In clinical practice, the evidence of acupuncture used as a treatment for migraine without aura is employed interchangeably to guide treatment for menstrual migraine. However, its effect and safety are not substantiated. This study aimed to assess the efficacy of acupuncture on the frequency and pain intensity of menstrual migraine.
We searched PubMed, Cochrane Library, China National Knowledge Infrastructure (CNKI) and other two Chinese databases from their inception to 1 May 2019. This study included randomised controlled trials of women with menstrual migraine receiving acupuncture or a valid control. Two reviewers independently completed study selection, data extraction and risk of bias assessment. We combined data with a fixed-effect model in RevMan. Clinical outcomes included migraine frequency and duration, headache intensity, and adverse events.

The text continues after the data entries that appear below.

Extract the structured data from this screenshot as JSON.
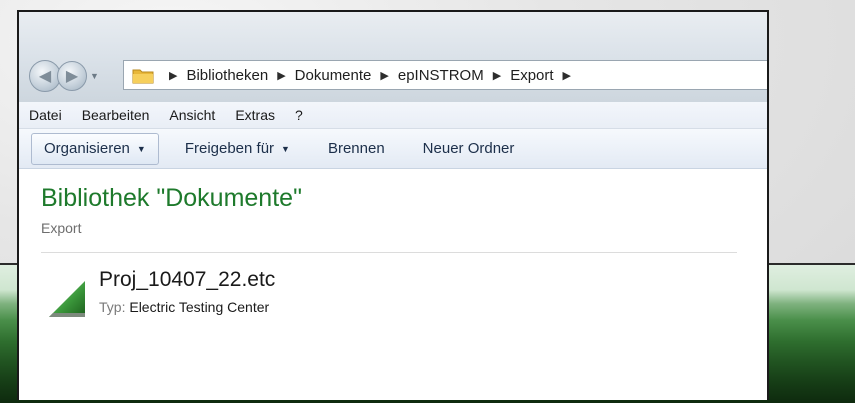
{
  "breadcrumb": [
    "Bibliotheken",
    "Dokumente",
    "epINSTROM",
    "Export"
  ],
  "menu": [
    "Datei",
    "Bearbeiten",
    "Ansicht",
    "Extras",
    "?"
  ],
  "toolbar": {
    "organize": "Organisieren",
    "share": "Freigeben für",
    "burn": "Brennen",
    "new_folder": "Neuer Ordner"
  },
  "library": {
    "title": "Bibliothek \"Dokumente\"",
    "subtitle": "Export"
  },
  "file": {
    "name": "Proj_10407_22.etc",
    "type_label": "Typ:",
    "type_value": "Electric Testing Center"
  },
  "colors": {
    "title_green": "#1e7a2c",
    "banner_green": "#2f6f2f"
  }
}
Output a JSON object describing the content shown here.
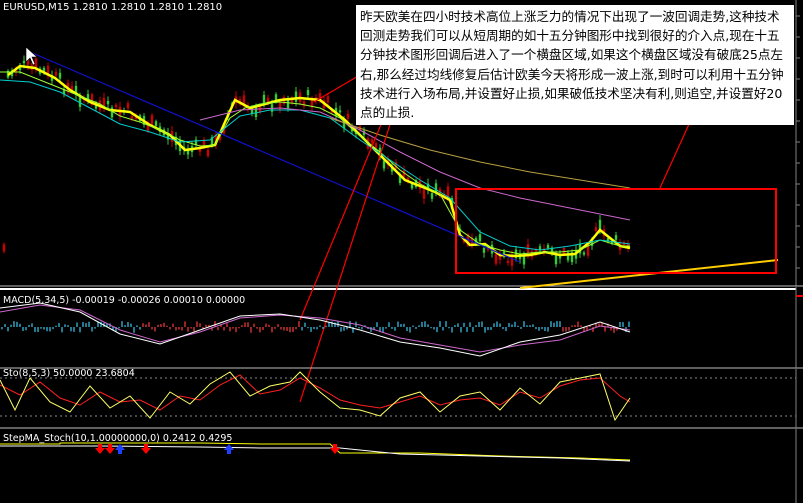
{
  "chart": {
    "symbol_line": "EURUSD,M15  1.2810 1.2810 1.2810 1.2810",
    "panels": {
      "macd": "MACD(5,34,5) -0.00019 -0.00026 0.00010 0.00000",
      "sto": "Sto(8,5,3) 50.0000 23.6804",
      "stepma": "StepMA_Stoch(10,1.00000000,0) 0.2412 0.4295"
    },
    "price_ticks": [
      "",
      "",
      "",
      "",
      "",
      "",
      "",
      "",
      "",
      "",
      "",
      "",
      ""
    ],
    "colors": {
      "background": "#000000",
      "bull_candle": "#33cc33",
      "bear_candle": "#cc0000",
      "price_line": "#ffff00",
      "annotation_box": "#ff0000",
      "trendline": "#0000cc",
      "support_line": "#ffcc00"
    }
  },
  "annotation": {
    "text": "昨天欧美在四小时技术高位上涨乏力的情况下出现了一波回调走势,这种技术回测走势我们可以从短周期的如十五分钟图形中找到很好的介入点,现在十五分钟技术图形回调后进入了一个横盘区域,如果这个横盘区域没有破底25点左右,那么经过均线修复后估计欧美今天将形成一波上涨,到时可以利用十五分钟技术进行入场布局,并设置好止损,如果破低技术坚决有利,则追空,并设置好20点的止损."
  }
}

Thirteen studies with 826 subjects were included, 9 of which had data suitable for meta-analyses. Current evidence showed that acupuncture was not superior to sham acupuncture in reducing monthly migraine frequency and duration, average headache intensity, and analgesic use at completion of treatment or follow-up. Pooled data demonstrated a significant improvement in mean headache intensity in the acupuncture group compared with drugs. However, all studies were underpowered and associated with moderate to high risk of bias. No serious adverse event was related to acupuncture treatment.
There is no convincing evidence to support the use of acupuncture in treating menstrual migraine. Acupuncture cannot yet be recommended to patients with menstrual migraine until more solid evidence is produced.